Create a Calculated Exception to a Guardrails Azure Policy

Create a Calculated Exception to a Guardrails Azure Policy

In this guide you'll learn how to make dynamic policy exceptions based on resource tags. These Calculated Policies enable you to implement business logic when designing your governance controls.

Some typical examples of how to use calculated polices are:

This guide will walk you through a simple calculated policy based on resource tags.
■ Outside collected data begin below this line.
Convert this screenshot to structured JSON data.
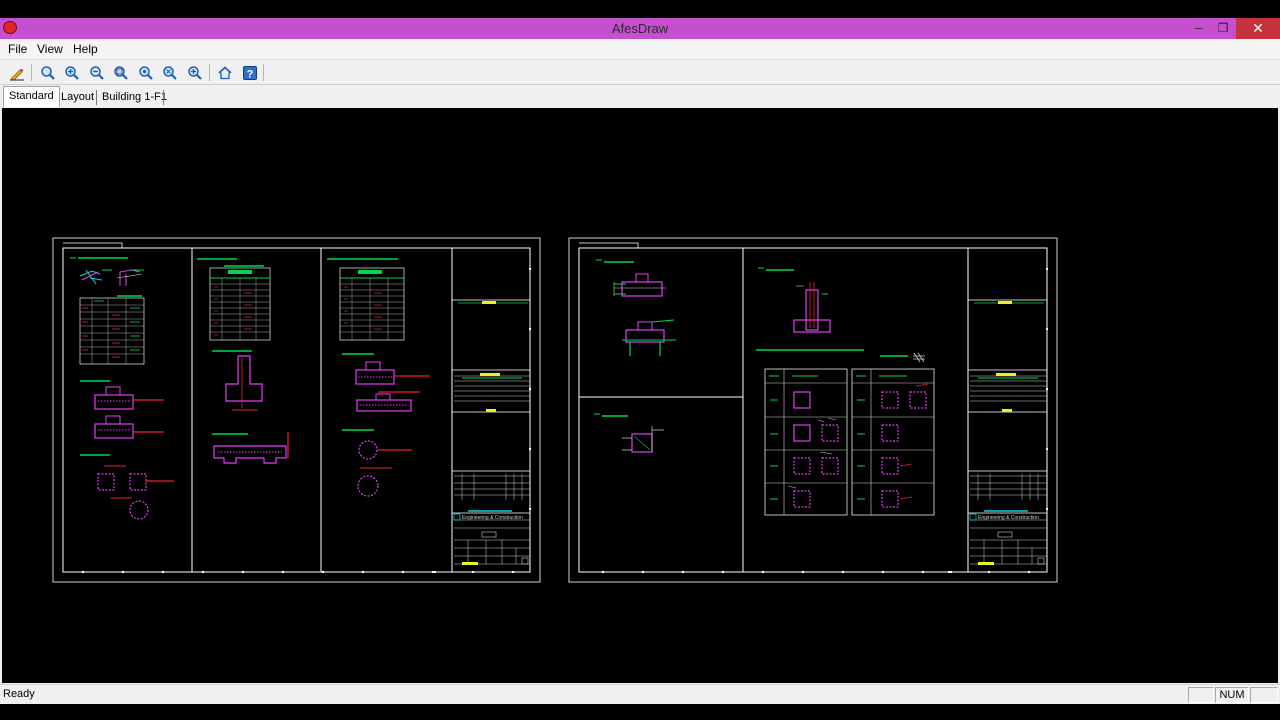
{
  "window": {
    "title": "AfesDraw",
    "minimize_label": "–",
    "restore_label": "❐",
    "close_label": "✕"
  },
  "menu": {
    "items": [
      {
        "label": "File"
      },
      {
        "label": "View"
      },
      {
        "label": "Help"
      }
    ]
  },
  "toolbar": {
    "tools": [
      "pencil-icon",
      "zoom-icon",
      "zoom-in-icon",
      "zoom-out-icon",
      "zoom-window-icon",
      "zoom-all-icon",
      "zoom-extents-icon",
      "zoom-previous-icon",
      "home-icon",
      "help-icon"
    ]
  },
  "tabs": [
    {
      "label": "Standard",
      "active": true
    },
    {
      "label": "Layout",
      "active": false
    },
    {
      "label": "Building 1-F1",
      "active": false
    }
  ],
  "status": {
    "text": "Ready",
    "num_label": "NUM"
  },
  "title_block": {
    "company": "Engineering & Construction"
  },
  "colors": {
    "title_bar": "#c64fd0",
    "drawing_green": "#00d84a",
    "drawing_magenta": "#e040f0",
    "drawing_red": "#e8222a",
    "drawing_yellow": "#f0f020",
    "drawing_cyan": "#10d0e0",
    "canvas": "#000000"
  }
}
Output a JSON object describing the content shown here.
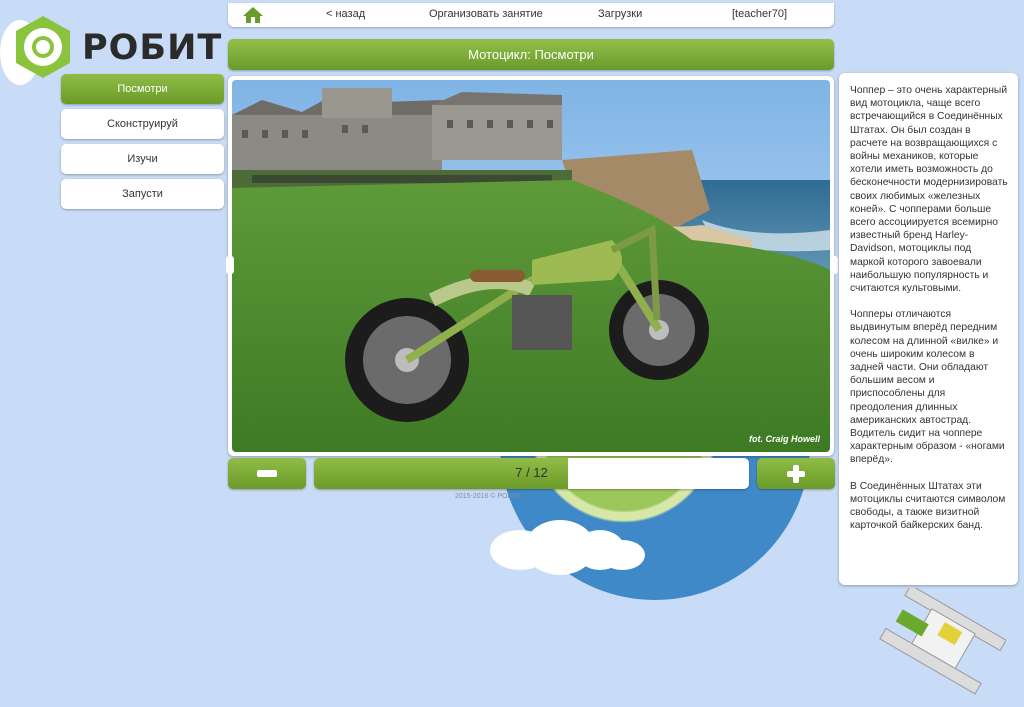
{
  "nav": {
    "back": "< назад",
    "organize": "Организовать занятие",
    "downloads": "Загрузки",
    "user": "[teacher70]"
  },
  "logo": {
    "text": "РОБИТ"
  },
  "menu": [
    {
      "label": "Посмотри",
      "active": true
    },
    {
      "label": "Сконструируй",
      "active": false
    },
    {
      "label": "Изучи",
      "active": false
    },
    {
      "label": "Запусти",
      "active": false
    }
  ],
  "title": "Мотоцикл: Посмотри",
  "photo": {
    "credit": "fot. Craig Howell"
  },
  "pager": {
    "current": 7,
    "total": 12,
    "label": "7 / 12"
  },
  "copyright": "2015-2016 © РОБИТ",
  "description": [
    "Чоппер – это очень характерный вид мотоцикла, чаще всего встречающийся в Соединённых Штатах. Он был создан в расчете на возвращающихся с войны механиков, которые хотели иметь возможность до бесконечности модернизировать своих любимых «железных коней». С чопперами больше всего ассоциируется всемирно известный бренд Harley-Davidson, мотоциклы под маркой которого завоевали наибольшую популярность и считаются культовыми.",
    "Чопперы отличаются выдвинутым вперёд передним колесом на длинной «вилке» и очень широким колесом в задней части. Они обладают большим весом и приспособлены для преодоления длинных американских автострад. Водитель сидит на чоппере характерным образом - «ногами вперёд».",
    "В Соединённых Штатах эти мотоциклы считаются символом свободы, а также визитной карточкой байкерских банд."
  ],
  "colors": {
    "accent_green": "#7aa935",
    "background": "#c9dcf7"
  }
}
This is the seventh guide in the Getting started with Azure series.

Prerequisites

Step 1: Open the Policy Pack

Choose Policies from the top navigation bar. Select the Enforce Secure TLS Version for Azure Storage Accounts Policy Pack from the list on the right.

view-policy-packs

Step 2: Modify the policy setting

The TLS policy is currently Check: TLS 1.2. Use the pencil icon on the right side of the policy setting to edit the policy.

view-policy-pack

Step 3: Enable calculated mode

Select the blue Enable calculated mode link.

enable-calculated-mode

Step 4: Launch calculated policy builder

Select Launch calculated policy builder.

launch-calculated-policy-builder

Step 5: Choose test resource

Calculated policies work across all resources in scope of the policy setting. While building a calc policy it is useful to test the business logic against real resources in your environment. For this guide you will find and select one of the previously-created storage accounts by searching in the Test Resource field.

choose test resource

Step 6: Build query

In the Query Input field we will use Select Snippet to prepopulate our GraphQL query. Choose Get storage account from the dropdown.

snippet-dropdown-open

Step 7: View query result

Guardrails inserts a GraphQL query for storage account tags into the Input pane, and then runs the query against the selected test resource. The result, in the Output pane, shows there are no tags on the storage account.

snippet-active

Step 8: Add the Jinja2 template

Our business logic is created in the Template section, using Nunjucks syntax.

Copy this template code:

{% if $.storageAccount.turbot.tags.environment == "development" %}
'Skip'
{% else %}
'Check: TLS 1.2'
{% endif %}

And paste it into the template pane.

template-active

Guardrails evaluates the template in the context of the chosen Test Resource. The template output, Check: TLS, is the calculated policy value that will govern any storage account’s Azure > Storage > Storage Account > Minumum TLS Version policy if it is tagged with environment:development. Only these tagged storage accounts will be required to have TLS 1.2 enabled. Others will be skipped, whether or not they enable TLS 1.2.

The result confirms that Check: TLS 1.2 is valid for this policy type. Why? Because the test storage account does not have a tag { "environment": "development" }.

Select Update

Step 9: Save the calculated policy to the Policy Pack

Select Update.

update-policy-setting

Step 10: Observe controls for storage account TLS version

Navigate back to the Controls by State report and set the Type filter to Azure > Storage > Storage Account > Minimum TLS Version. Storage accounts with TLS 1.2 enabled will be in the OK state. Find one in the Alarm state to modify, and note its name.

revisit-controls-by-state

Step 11: Tag the storage account

Open the Azure portal in another tab, navigate to the storage account identified in the previous step, and assign the tag environment:development to it.

tag-storage-account

Step 12: Observe the effect

Return to the Controls by State report in the previous browser tab. Observe that Guardrails notices the change, reevaluates the resource, runs the calculated policy, and changes the status from Alarm to Skipped.

tagged-now-skipped

Step 13: Review

In this guide you created your first calculated policy and tested it using the control that governs the TLS version for storage accounts.